Ella approached them, staying in their tracks. “Anything?”

“I’m sure that the area around where the victim was laying was swept clean of tracks—though it was skillfully done. Someone used a branch to eradicate the trail then
dusted the ground with sand. We used to do that as kids when we were playing. I recognize the technique,” Tache said. “Someone’s playing us and the evidence here.”

“I made plaster casts of some boot-prints we found up by the road,” Justine said. “I’m working from memory, so I may be wrong, but they look like a match in size and type to the ones we found where the sniper ambushed you. They don’t
match the ones the victim’s husband is wearing either. I checked. Brown-hat’s feet are smaller.”

“So, what the evidence is telling us is that someone was here with the victim, and that whoever it was wanted to hide that fact,” Ella said. “Also, this person knows how to obscure his trail.”

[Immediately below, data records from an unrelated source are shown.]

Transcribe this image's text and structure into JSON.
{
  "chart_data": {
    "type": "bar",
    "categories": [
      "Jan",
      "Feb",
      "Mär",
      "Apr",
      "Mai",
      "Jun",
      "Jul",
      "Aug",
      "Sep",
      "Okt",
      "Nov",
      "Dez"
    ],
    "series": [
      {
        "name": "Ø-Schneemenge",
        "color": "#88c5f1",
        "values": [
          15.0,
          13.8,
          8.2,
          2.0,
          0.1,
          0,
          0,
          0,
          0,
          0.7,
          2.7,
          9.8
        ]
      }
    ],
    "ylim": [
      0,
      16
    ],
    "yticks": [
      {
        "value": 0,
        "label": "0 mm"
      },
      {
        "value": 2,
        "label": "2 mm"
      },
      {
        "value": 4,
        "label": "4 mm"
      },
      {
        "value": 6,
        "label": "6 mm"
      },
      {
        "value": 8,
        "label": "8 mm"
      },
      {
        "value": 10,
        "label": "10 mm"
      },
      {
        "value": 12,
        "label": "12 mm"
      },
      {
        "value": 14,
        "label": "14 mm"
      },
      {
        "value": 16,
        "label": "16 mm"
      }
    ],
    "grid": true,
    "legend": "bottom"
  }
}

“Unless she was murdered, it isn’t likely anyone would go through all that trouble,” Justine said.

“Let’s
not jump to conclusions,” Ella said. “It’s also possible that there was an accident, and whoever was with her didn’t want to get blamed or didn’t want it known that he was here with her. It could have been someone with something entirely different to hide.”

“Like what?”

“An affair, maybe, or any of a dozen other possibilities.”

“So, you don’t think it was murder?” Justine pressed.

“It probably
was, but I think we have to keep our minds open,” Ella said. “Don’t overlook any possibility until we know something for sure.”